Perfil sociodemográfico

O número de alunos matriculados foi 114, dois quais 58 pertenciam ao Grupo I e 56 ao Grupo II. O Grupo I incluiu 49 mulheres e nove homens. O Grupo II estava composto por 42 mulheres e 14 homens. Apesar disso, os QUICs foram completados por: Grupo I - 1º QUIC (12 de novembro) 43 alunos, 2º QUIC (17 de dezembro) 40 e 3º QUIC (5 de abril) 16. Grupo II - 1º QUIC (12 de novembro) 43 alunos, 2º QUIC (17 de dezembro) 30 e 3º QUIC (4 de abril) 30. Na entrevista grupal, participaram 16 alunos do Grupo I e 30 alunos do Grupo II. Dados sobre o sexo e a idade dos alunos foram coletados somente no terceiro QUIC, após a avaliação da disciplina. Nos primeiros, a intenção foi evitar que o aluno temesse ser identificado. A média de idade foi de 22,5 (19-45) no Grupo I e de 20,4 (19-34) no Grupo II. Com relação ao sexo, houve 13 mulheres no Grupo I e 23 no Grupo II; três mulheres no Grupo I e sete no II.

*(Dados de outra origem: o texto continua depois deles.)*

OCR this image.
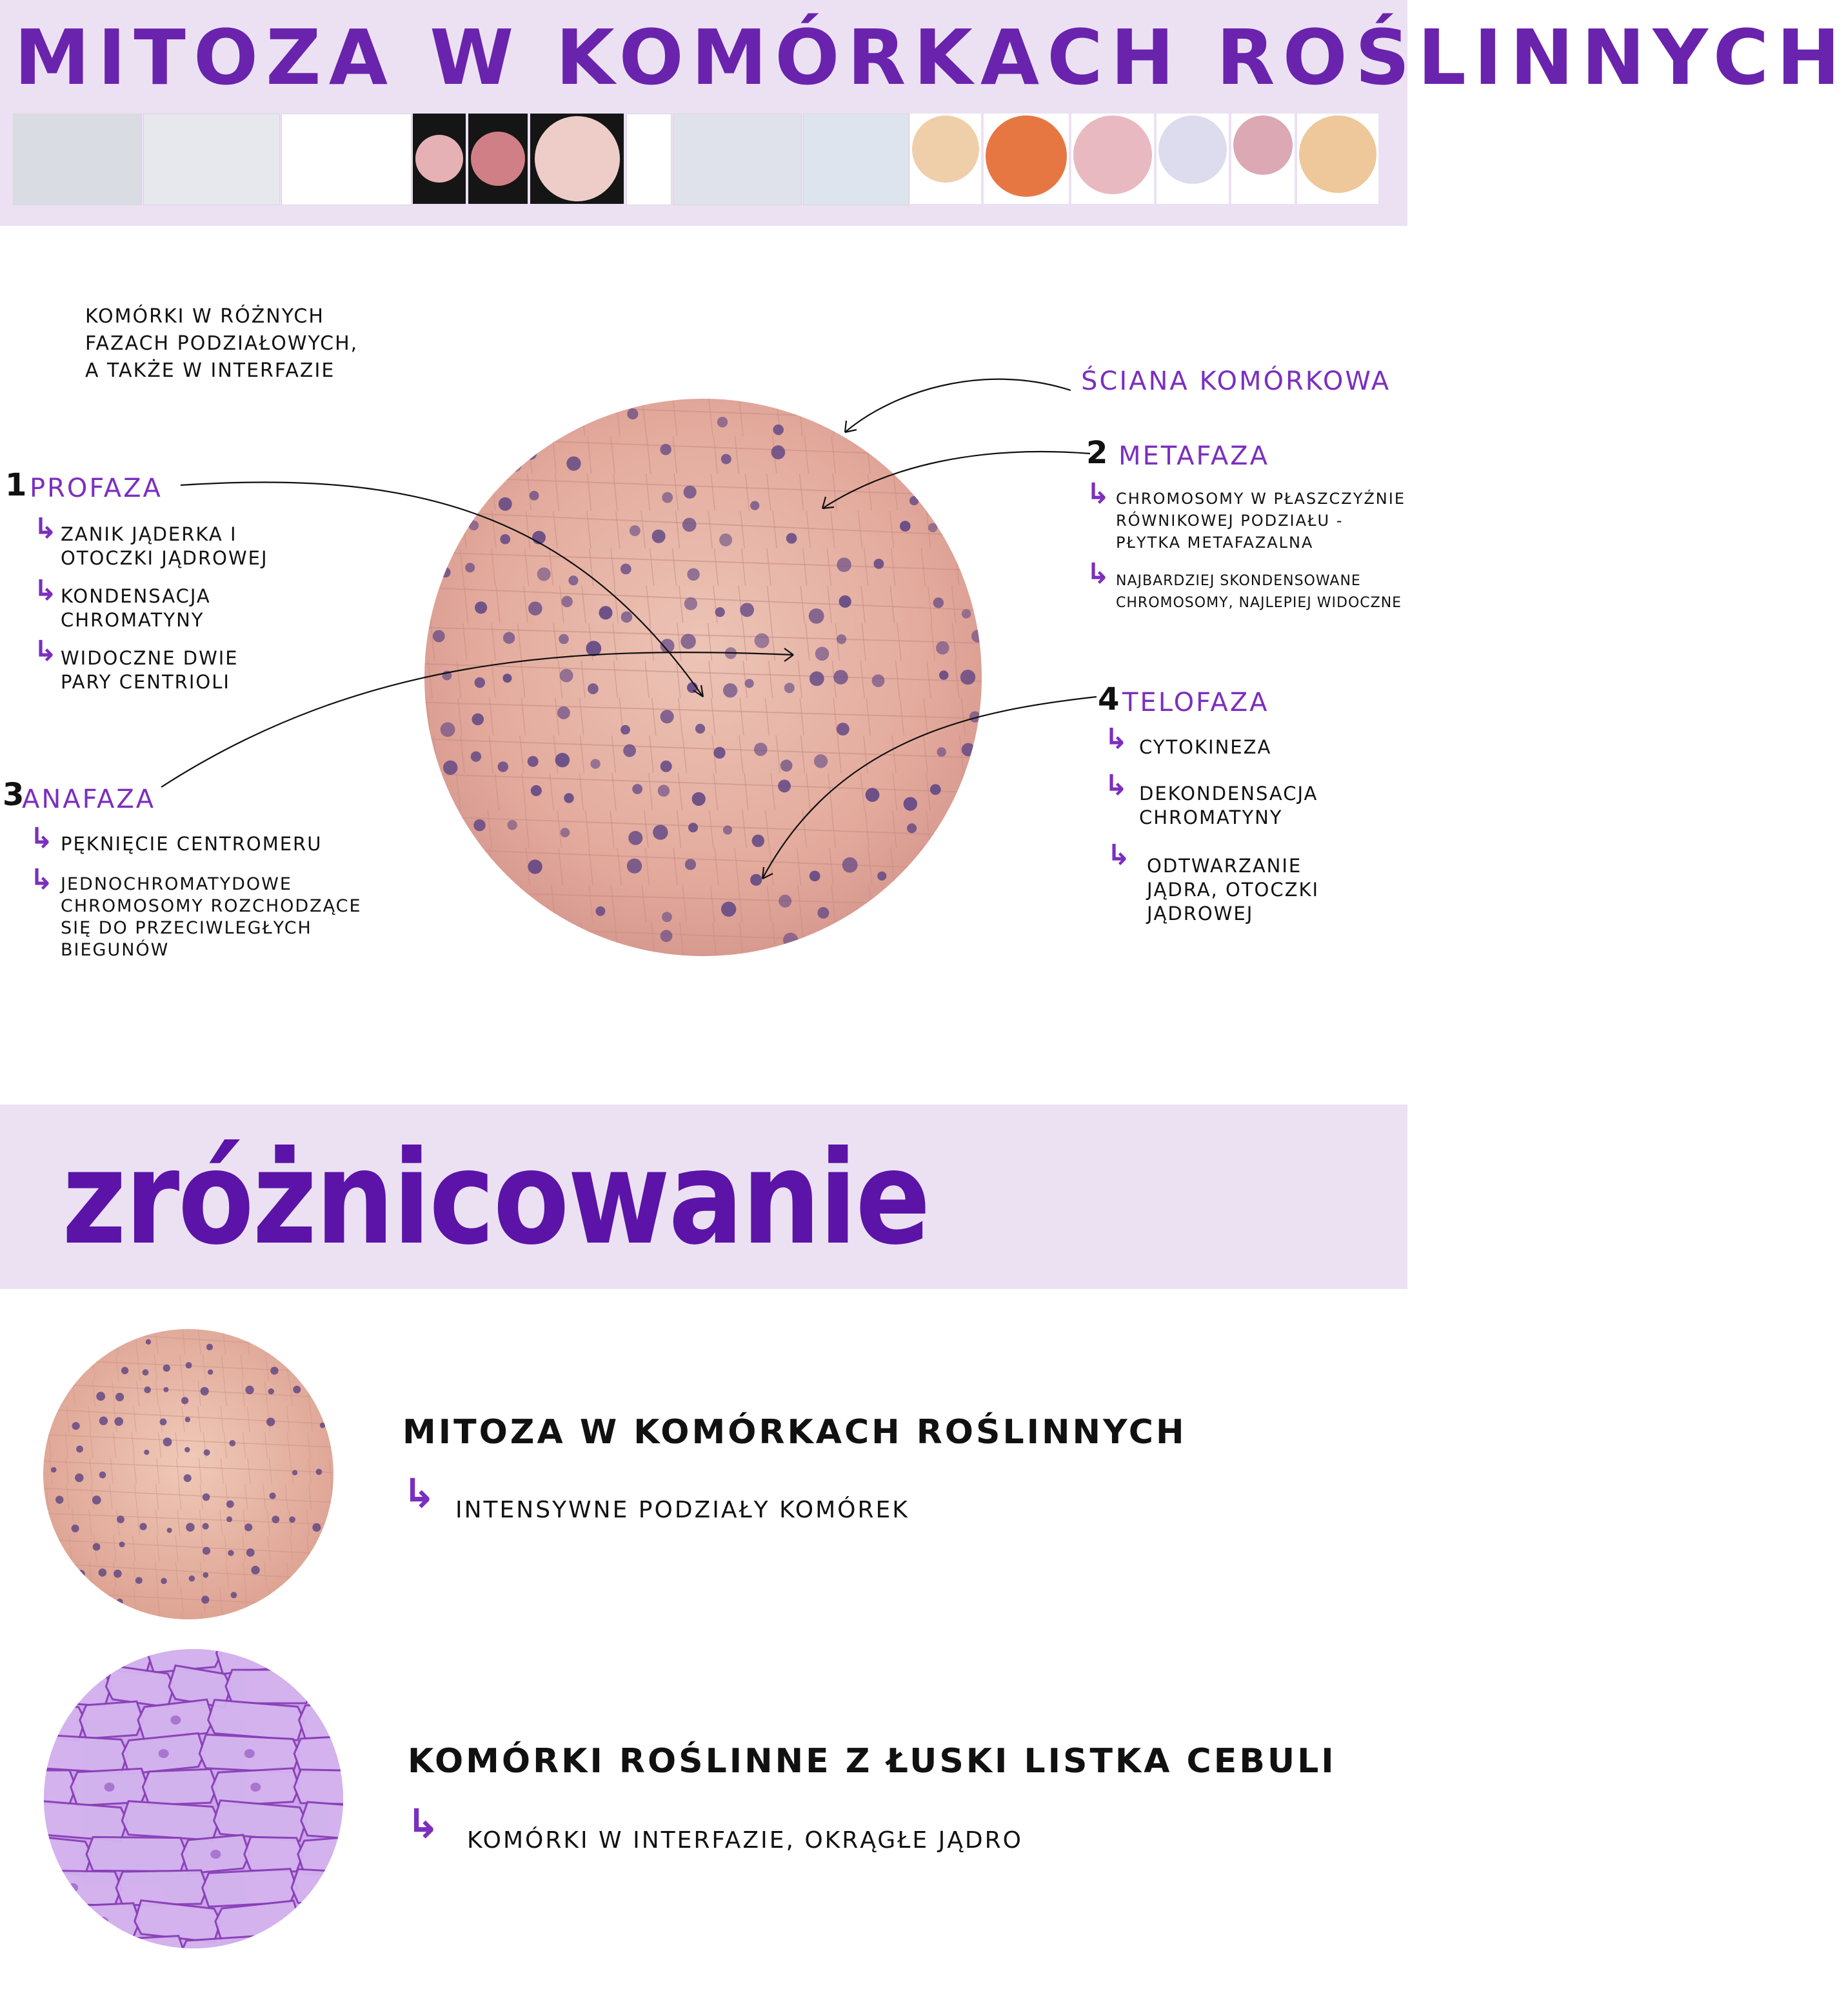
MITOZA W KOMÓRKACH ROŚLINNYCH
KOMÓRKI W RÓŻNYCH
FAZACH PODZIAŁOWYCH,
A TAKŻE W INTERFAZIE	ŚCIANA KOMÓRKOWA
1 PROFAZA
↳ ZANIK JĄDERKA I
OTOCZKI JĄDROWEJ
↳ KONDENSACJA
CHROMATYNY
↳ WIDOCZNE DWIE
PARY CENTRIOLI
2 METAFAZA
↳ CHROMOSOMY W PŁASZCZYŹNIE
RÓWNIKOWEJ PODZIAŁU -
PŁYTKA METAFAZALNA
↳ NAJBARDZIEJ SKONDENSOWANE
CHROMOSOMY, NAJLEPIEJ WIDOCZNE
3
ANAFAZA
↳ PĘKNIĘCIE CENTROMERU
↳ JEDNOCHROMATYDOWE
CHROMOSOMY ROZCHODZĄCE
SIĘ DO PRZECIWLEGŁYCH
BIEGUNÓW
4 TELOFAZA
↳ CYTOKINEZA
↳ DEKONDENSACJA
CHROMATYNY
↳ ODTWARZANIE
JĄDRA, OTOCZKI
JĄDROWEJ
zróżnicowanie
MITOZA W KOMÓRKACH ROŚLINNYCH
↳ INTENSYWNE PODZIAŁY KOMÓREK
KOMÓRKI ROŚLINNE Z ŁUSKI LISTKA CEBULI
↳ KOMÓRKI W INTERFAZIE, OKRĄGŁE JĄDRO
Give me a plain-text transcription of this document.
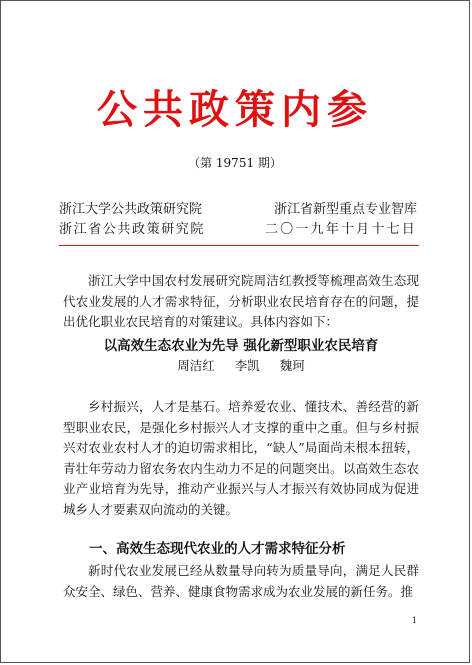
公共政策内参
（第 19751 期）
浙江大学公共政策研究院	浙江省新型重点专业智库
浙江省公共政策研究院	二〇一九年十月十七日

浙江大学中国农村发展研究院周洁红教授等梳理高效生态现代农业发展的人才需求特征，分析职业农民培育存在的问题，提出优化职业农民培育的对策建议。具体内容如下：

以高效生态农业为先导 强化新型职业农民培育
周洁红 李凯 魏珂

乡村振兴，人才是基石。培养爱农业、懂技术、善经营的新型职业农民，是强化乡村振兴人才支撑的重中之重。但与乡村振兴对农业农村人才的迫切需求相比，“缺人”局面尚未根本扭转，青壮年劳动力留农务农内生动力不足的问题突出。以高效生态农业产业培育为先导，推动产业振兴与人才振兴有效协同成为促进城乡人才要素双向流动的关键。

一、高效生态现代农业的人才需求特征分析

新时代农业发展已经从数量导向转为质量导向，满足人民群众安全、绿色、营养、健康食物需求成为农业发展的新任务。推

1
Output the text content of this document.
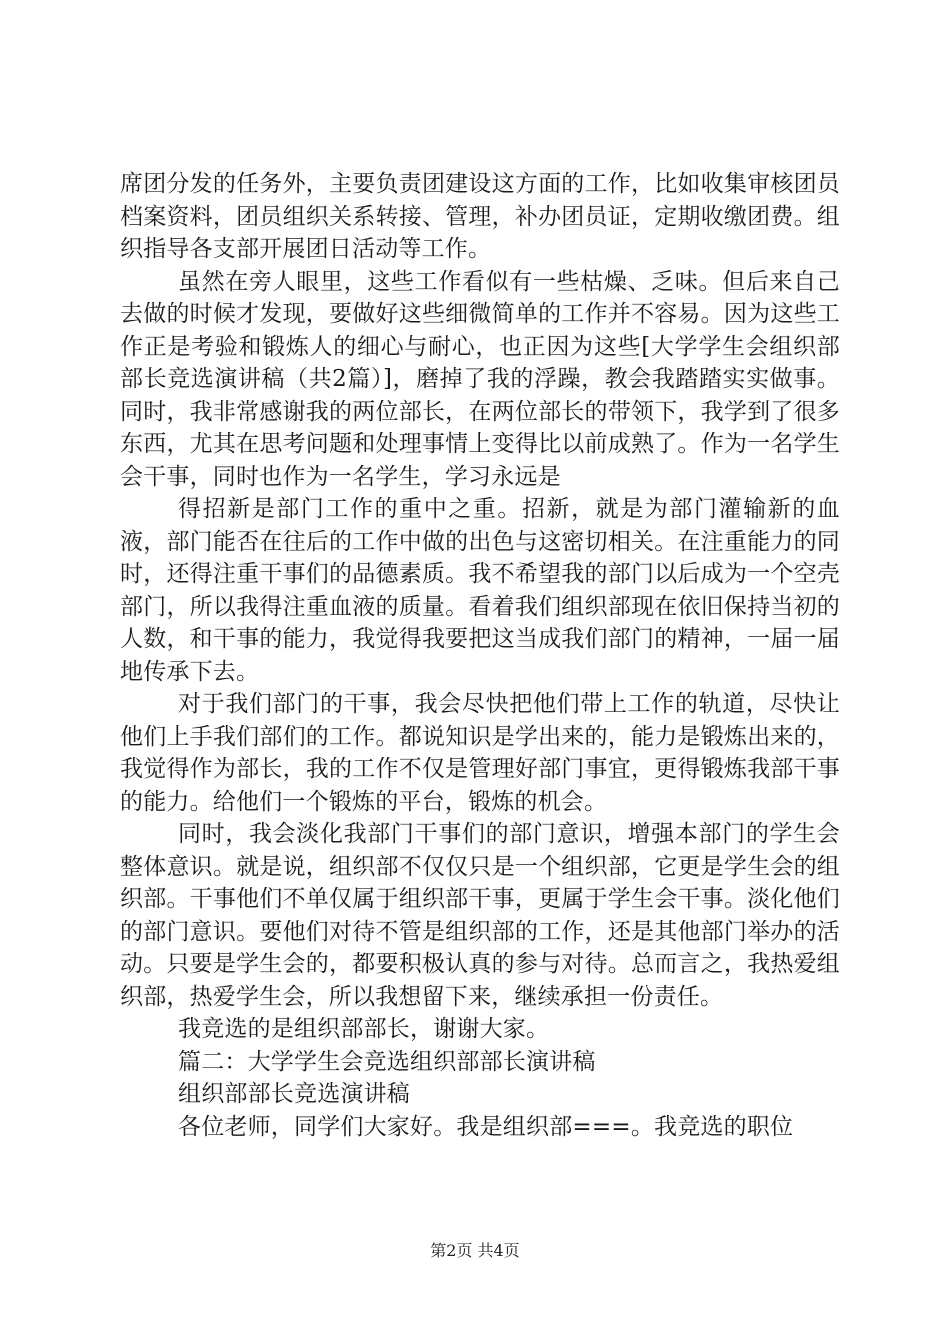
席团分发的任务外，主要负责团建设这方面的工作，比如收集审核团员档案资料，团员组织关系转接、管理，补办团员证，定期收缴团费。组织指导各支部开展团日活动等工作。

虽然在旁人眼里，这些工作看似有一些枯燥、乏味。但后来自己去做的时候才发现，要做好这些细微简单的工作并不容易。因为这些工作正是考验和锻炼人的细心与耐心，也正因为这些[大学学生会组织部部长竞选演讲稿（共2篇）]，磨掉了我的浮躁，教会我踏踏实实做事。同时，我非常感谢我的两位部长，在两位部长的带领下，我学到了很多东西，尤其在思考问题和处理事情上变得比以前成熟了。作为一名学生会干事，同时也作为一名学生，学习永远是

得招新是部门工作的重中之重。招新，就是为部门灌输新的血液，部门能否在往后的工作中做的出色与这密切相关。在注重能力的同时，还得注重干事们的品德素质。我不希望我的部门以后成为一个空壳部门，所以我得注重血液的质量。看着我们组织部现在依旧保持当初的人数，和干事的能力，我觉得我要把这当成我们部门的精神，一届一届地传承下去。

对于我们部门的干事，我会尽快把他们带上工作的轨道，尽快让他们上手我们部们的工作。都说知识是学出来的，能力是锻炼出来的，我觉得作为部长，我的工作不仅是管理好部门事宜，更得锻炼我部干事的能力。给他们一个锻炼的平台，锻炼的机会。

同时，我会淡化我部门干事们的部门意识，增强本部门的学生会整体意识。就是说，组织部不仅仅只是一个组织部，它更是学生会的组织部。干事他们不单仅属于组织部干事，更属于学生会干事。淡化他们的部门意识。要他们对待不管是组织部的工作，还是其他部门举办的活动。只要是学生会的，都要积极认真的参与对待。总而言之，我热爱组织部，热爱学生会，所以我想留下来，继续承担一份责任。

我竞选的是组织部部长，谢谢大家。

篇二：大学学生会竞选组织部部长演讲稿

组织部部长竞选演讲稿

各位老师，同学们大家好。我是组织部===。我竞选的职位

第2页 共4页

No que diz respeito aos estudos anteriores ao acesso à universidade, no Grupo I, oito pessoas haviam concluído o bacharelado, sete pessoas de ciclos educacionais e uma pessoa por acesso a maiores de 25 anos. No Grupo II, 13 pessoas saíram do bacharelado e 17 pessoas não sabiam ou não responderam. Além disso, a experiência na ABP (anterior à entrada na universidade) foi levantada como outra variável significativa. No Grupo I, 15 pessoas não possuíam experiência prévia na ABP e uma pessoa não sabia ou não respondeu. No Grupo II, 30 pessoas não tinham experiência anterior na ABP; lembrando que esses dados foram coletados no terceiro QUIC, com menor participação do que nos dois primeiros.

A categorização das experiências dos alunos foi baseada nas categorias do cotidiano e nos pressupostos teóricos e da sensibilidade do Maffesoli, assim como da aprendizagem colaborativa, em que não foram observadas diferenças substanciais com relação às variáveis de filiação. Os dados mais significativos estão apresentados na Discussão, a seguir.

Discussão

O pressuposto a crítica ao dualismo esquemático pode ser percebido na ABP. Maffesoli indica que qualquer pensamento é permeado por duas atitudes complementares, difíceis de serem definidas exatamente, na medida que refletem diversas potencialidades, tais como a razão e a imaginação. O autor destaca que, por um lado, há o acento na construção, na crítica, no mecanismo, na razão e, por outro, na natureza, no sentimento, no orgânico e na imaginação. Enquanto alguns intelectuais trabalham na abstração, outros buscam a empatia. Sempre tem uma direção para a dicotomia( 1818. Maffesoli M. O conhecimento comun. Introduçao à sociología compreensiva. Porto Alegre: Ed. Meridional; 2010 ). Os estudantes indicam bem essa necessidade de se ter uma visão de dentro. No contato direto com as pessoas, não poder ver o caso na realidade e ter que imaginar muitas situações. É assim que Maffesoli( 1111. Maffesoli M. Notas sobre a pós-modernidade. O lugar faz o elo. Rio de Janeiro: Ed. Atlântica; 2004 ) propõe uma ciência de dentro, na qual o pensador, ou seja, "aquele que pensa o mundo", não tenha que se abstrair, já que faz parte daquilo que descreve, está no interior, podendo assim ter uma visão de dentro, uma intuição. A ABP, de sua parte, possibilita aprender a estar com o outro, com sua solidariedade mecânica e orgânica. Ajuda a compreender a disciplina. Ajuda a desenvolver o raciocínio. Ajuda a melhorar a dinâmica de grupo. Uma ética da estética, uma empatia também aparece quando indicam: cooperação em grupo, forma de interagir com o paciente. O sentir juntos, com sua ênfase em aprender a trabalhar em grupo - Aprendemos a trabalhar em grupo - e o querer estar próximo daquele que cuida. Ao mesmo tempo, a ABP possibilita o raciocínio, a objetividade, sendo atravessada pela "lógica do dever ser", descrevendo uma solidariedade mecânica, "um estar juntos instituído" que nos obriga a investigar sobre muitos temas distintos.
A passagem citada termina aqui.